WELLINGTON, Oct. 14 (Xinhua) -- The New Zealand government's plans to develop offshore oil and gas production received another blow Friday with Norwegian oil giant Statoil abandoning exploration off the top of the North Island.
Statoil said it had informed the New Zealand government of its decision to stop looking for oil and gas in the Reinga Basin.
In 2013 and 2014, the company was awarded two exploration permits for the Reinga Basin, about 85 km off the west of the North Island's Northland province.
"After studying 2D seismic data of the search area for the past three years, we think the chance of making a large oil or gas discovery is small, so we have decided to conclude our exploration work in Northland and return those exploration permits to the Crown," Statoil New Zealand country manager Brynjulv Kløve said in a statement.
"Some may speculate we are surrendering the permits for various reasons, but the only reason is that we see the probability too low to justify continuing our search."
The company would shift its focus to its four exploration permits off the southeast coast of the North Island, and to exploration projects elsewhere in the world.
The opposition Green Party said the government should now abandon its plan to turn New Zealand into a major oil and gas producing nation.
Statoil's decision followed Brazilian company Petrobras, which gave up looking for oil in New Zealand in 2012, and Anadarko, which gave up in 2014, Green Party energy and resources spokesperson Gareth Hughes said in a statement.
"It turns out the oil companies think there just isn't much oil in New Zealand, but the government is still desperately trying to open up another half a million square kilometers for drilling."

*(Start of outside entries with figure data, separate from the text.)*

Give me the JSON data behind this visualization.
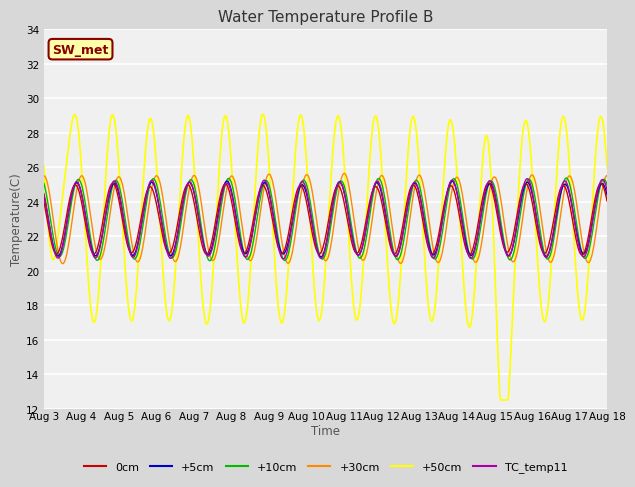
{
  "title": "Water Temperature Profile B",
  "xlabel": "Time",
  "ylabel": "Temperature(C)",
  "ylim": [
    12,
    34
  ],
  "xlim": [
    0,
    360
  ],
  "fig_bg_color": "#d8d8d8",
  "plot_bg_color": "#f0f0f0",
  "series_colors": {
    "0cm": "#cc0000",
    "+5cm": "#0000cc",
    "+10cm": "#00bb00",
    "+30cm": "#ff8800",
    "+50cm": "#ffff00",
    "TC_temp11": "#aa00aa"
  },
  "legend_label_box": "SW_met",
  "legend_box_bg": "#ffffaa",
  "legend_box_edge": "#880000",
  "x_tick_labels": [
    "Aug 3",
    "Aug 4",
    "Aug 5",
    "Aug 6",
    "Aug 7",
    "Aug 8",
    "Aug 9",
    "Aug 10",
    "Aug 11",
    "Aug 12",
    "Aug 13",
    "Aug 14",
    "Aug 15",
    "Aug 16",
    "Aug 17",
    "Aug 18"
  ],
  "x_tick_positions": [
    0,
    24,
    48,
    72,
    96,
    120,
    144,
    168,
    192,
    216,
    240,
    264,
    288,
    312,
    336,
    360
  ],
  "y_ticks": [
    12,
    14,
    16,
    18,
    20,
    22,
    24,
    26,
    28,
    30,
    32,
    34
  ]
}
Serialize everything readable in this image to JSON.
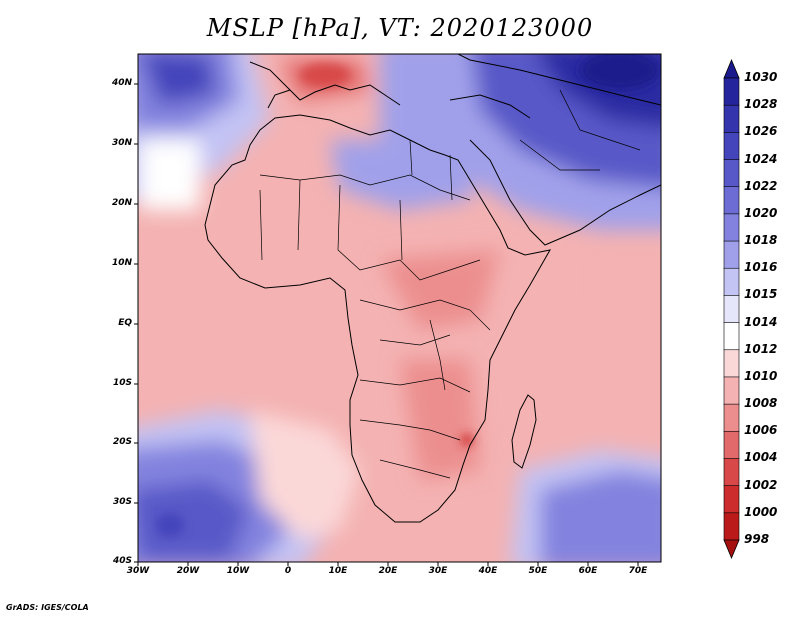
{
  "title": "MSLP [hPa], VT: 2020123000",
  "map": {
    "lat_labels": [
      "40N",
      "30N",
      "20N",
      "10N",
      "EQ",
      "10S",
      "20S",
      "30S",
      "40S"
    ],
    "lon_labels": [
      "30W",
      "20W",
      "10W",
      "0",
      "10E",
      "20E",
      "30E",
      "40E",
      "50E",
      "60E",
      "70E"
    ],
    "lat_range": [
      -40,
      45
    ],
    "lon_range": [
      -30,
      75
    ],
    "field": "Mean sea-level pressure",
    "units": "hPa"
  },
  "colorbar": {
    "levels": [
      "1030",
      "1028",
      "1026",
      "1024",
      "1022",
      "1020",
      "1018",
      "1016",
      "1015",
      "1014",
      "1012",
      "1010",
      "1008",
      "1006",
      "1004",
      "1002",
      "1000",
      "998"
    ],
    "colors": [
      "#1a1a8c",
      "#24249c",
      "#3434ac",
      "#4545bb",
      "#5858c8",
      "#6c6cd4",
      "#8383df",
      "#a0a0ea",
      "#c3c3f4",
      "#e6e6fb",
      "#ffffff",
      "#fbd8d8",
      "#f4b2b2",
      "#ec8e8e",
      "#e26a6a",
      "#d84848",
      "#cc2c2c",
      "#bb1a1a",
      "#a51010"
    ]
  },
  "footer": "GrADS: IGES/COLA"
}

International environment campaign group Greenpeace greeted the announcement with a call "for a summer of action to drive Statoil and other oil companies out of the country for good."
"The industry should expect community resistance at every turn, and the government should prepare for a battering of its climate-denialist oil agenda," Greenpeace climate and energy campaigner Kate Simcock said in a statement.
Last month, the government controversially announced it was considering allowing further offshore exploration, including an area in the habitat of the world's rarest dolphin, the Maui's dolphin, which has an estimated population of just 55.
Energy and Resources Minister Simon Bridges acknowledged that oil prices were low, but said the government was "committed to providing a stable and predictable regime."